Tasha grinned and said, “You’re a hero.”
Tomas shook his head and whispered, “No, I’m no hero. I just wanted it to stop.”
Paddy brought the sweet teas back and a tall, pock-marked waiter raised his eyebrows.
“We’d like fried pickles and fried okra, please.”
“Absolutely,” the waiter said, scribbling the order down on the pad. “Anything else?”
“That’s it for now.”
“Okay then. Let me know if you need anything else.”
“What did you want to stop, Tomas?”
“My sister was raped and beaten to death by ‘cops.’ My family refused to cower in the presence of these uniformed thugs, and my dad, grandmother, and more than one cousin all died.”
“That’s horrible,” Tasha said, as she shook her head. Tomas sipped his tea and swallowed.
“Yes, but I migrated to America when I was fifteen. I was adopted by a police officer and his wife. They squared me away.”
The pock-marked kid brought the pickles and okra to the table and left. Tomas picked up a piece of okra and popped it into his mouth; Tasha started with the pickles.
“Wow,” Tasha said, as she picked up a piece of okra. “Sounds like you lucked out. I ran away from home at 15. My mom drank and did every drug she could find, and her dealer pimped her out when he wasn’t beating her. I stayed with a foster family for a couple of years, but I wasn’t easy to live with. Things got bad, so I ran away again. Then, at nineteen I met Bray.”
Tomas sipped his tea and wiped a white napkin over the corners of his mouth.
“We’re quite the pair, aren’t we?”
Tasha gave Tomas a sad grin and looked at the table. “I have something to tell you, Tomas, before we go any further.”
“Okay, Tasha. Let it rip.”
“Um, me and Bray had a, well it wasn’t a relationship, but it was something like one. I got pregnant by him, and he wasn’t ready for a child. He told me he didn’t want to deal with being a father, and I had no choice but to have an abortion.”
“Something went wrong in the procedure. I can’t have children now, even if I wanted to. That’s why I was defensive in the car.”

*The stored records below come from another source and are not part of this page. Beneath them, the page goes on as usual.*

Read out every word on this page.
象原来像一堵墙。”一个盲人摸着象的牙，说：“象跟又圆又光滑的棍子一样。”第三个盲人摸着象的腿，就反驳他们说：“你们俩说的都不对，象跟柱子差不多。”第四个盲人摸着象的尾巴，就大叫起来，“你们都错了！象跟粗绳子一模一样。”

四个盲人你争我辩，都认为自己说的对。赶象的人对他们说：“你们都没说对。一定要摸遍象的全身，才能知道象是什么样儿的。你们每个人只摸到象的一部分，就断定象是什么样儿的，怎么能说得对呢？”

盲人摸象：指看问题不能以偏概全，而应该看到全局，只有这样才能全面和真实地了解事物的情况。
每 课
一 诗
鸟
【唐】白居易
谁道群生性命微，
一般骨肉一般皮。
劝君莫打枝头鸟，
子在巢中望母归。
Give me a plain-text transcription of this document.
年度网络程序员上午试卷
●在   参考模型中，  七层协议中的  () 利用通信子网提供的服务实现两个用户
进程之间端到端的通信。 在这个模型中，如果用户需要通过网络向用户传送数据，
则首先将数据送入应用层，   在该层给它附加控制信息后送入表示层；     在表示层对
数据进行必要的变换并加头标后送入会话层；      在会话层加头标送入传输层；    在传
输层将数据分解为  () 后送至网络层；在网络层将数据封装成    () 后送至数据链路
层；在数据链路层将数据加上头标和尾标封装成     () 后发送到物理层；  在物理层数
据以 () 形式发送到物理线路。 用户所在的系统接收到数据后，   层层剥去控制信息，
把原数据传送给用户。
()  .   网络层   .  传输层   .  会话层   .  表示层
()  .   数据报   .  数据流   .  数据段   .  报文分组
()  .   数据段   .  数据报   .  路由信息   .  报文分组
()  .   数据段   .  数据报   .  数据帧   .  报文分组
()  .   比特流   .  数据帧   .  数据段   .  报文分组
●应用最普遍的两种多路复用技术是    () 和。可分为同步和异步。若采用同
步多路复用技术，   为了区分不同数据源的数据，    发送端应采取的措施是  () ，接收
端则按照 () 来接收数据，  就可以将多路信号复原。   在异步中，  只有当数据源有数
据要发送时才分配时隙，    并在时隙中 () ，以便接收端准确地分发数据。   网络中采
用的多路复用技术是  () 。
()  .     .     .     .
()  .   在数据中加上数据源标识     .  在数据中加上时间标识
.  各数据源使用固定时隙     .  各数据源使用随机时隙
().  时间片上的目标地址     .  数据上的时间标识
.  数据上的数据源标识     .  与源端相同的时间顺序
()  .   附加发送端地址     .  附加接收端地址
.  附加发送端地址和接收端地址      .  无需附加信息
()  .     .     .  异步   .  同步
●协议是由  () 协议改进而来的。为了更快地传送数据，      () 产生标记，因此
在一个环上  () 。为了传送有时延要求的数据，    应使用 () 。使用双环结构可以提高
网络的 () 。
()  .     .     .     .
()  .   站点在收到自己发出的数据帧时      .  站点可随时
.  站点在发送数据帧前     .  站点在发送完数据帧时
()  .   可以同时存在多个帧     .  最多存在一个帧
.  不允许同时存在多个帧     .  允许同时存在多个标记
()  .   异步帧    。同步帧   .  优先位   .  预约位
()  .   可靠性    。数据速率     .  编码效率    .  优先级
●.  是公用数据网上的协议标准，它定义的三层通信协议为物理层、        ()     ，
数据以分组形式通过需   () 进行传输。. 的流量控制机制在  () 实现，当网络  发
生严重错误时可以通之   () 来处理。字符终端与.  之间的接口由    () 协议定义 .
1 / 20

Tasha said it all in one hurried breath, and Tomas sat with his mouth slightly ajar. He wiped his mouth with his hand and let out a sigh. “Hey,” he whispered to Tasha. “It’s okay. What you did before, I don’t care about. You know? It doesn’t matter.”
“I wasn’t a nice person, and you…you seem so very nice.”
Tomas grinned and leaned down to look into her eyes, and then he said, “Yeah, but that’s cause I’m trying to make a good impression on you, see?” Tasha laughed, and Tomas’s grin grew wider. Soon, both laughed raucously, and Paddy looked at the pair from the bar.
After eating the appetizers and leaving a generous tip, Tomas and Tasha walked out of the pub and out to their vehicle. Tomas put his hand on Tasha’s, as they walked arm in arm out into the rain.
I like him. He’s funny, charming, and a bit old fashioned. He seems up to the challenge of protecting me. How did I get so lucky?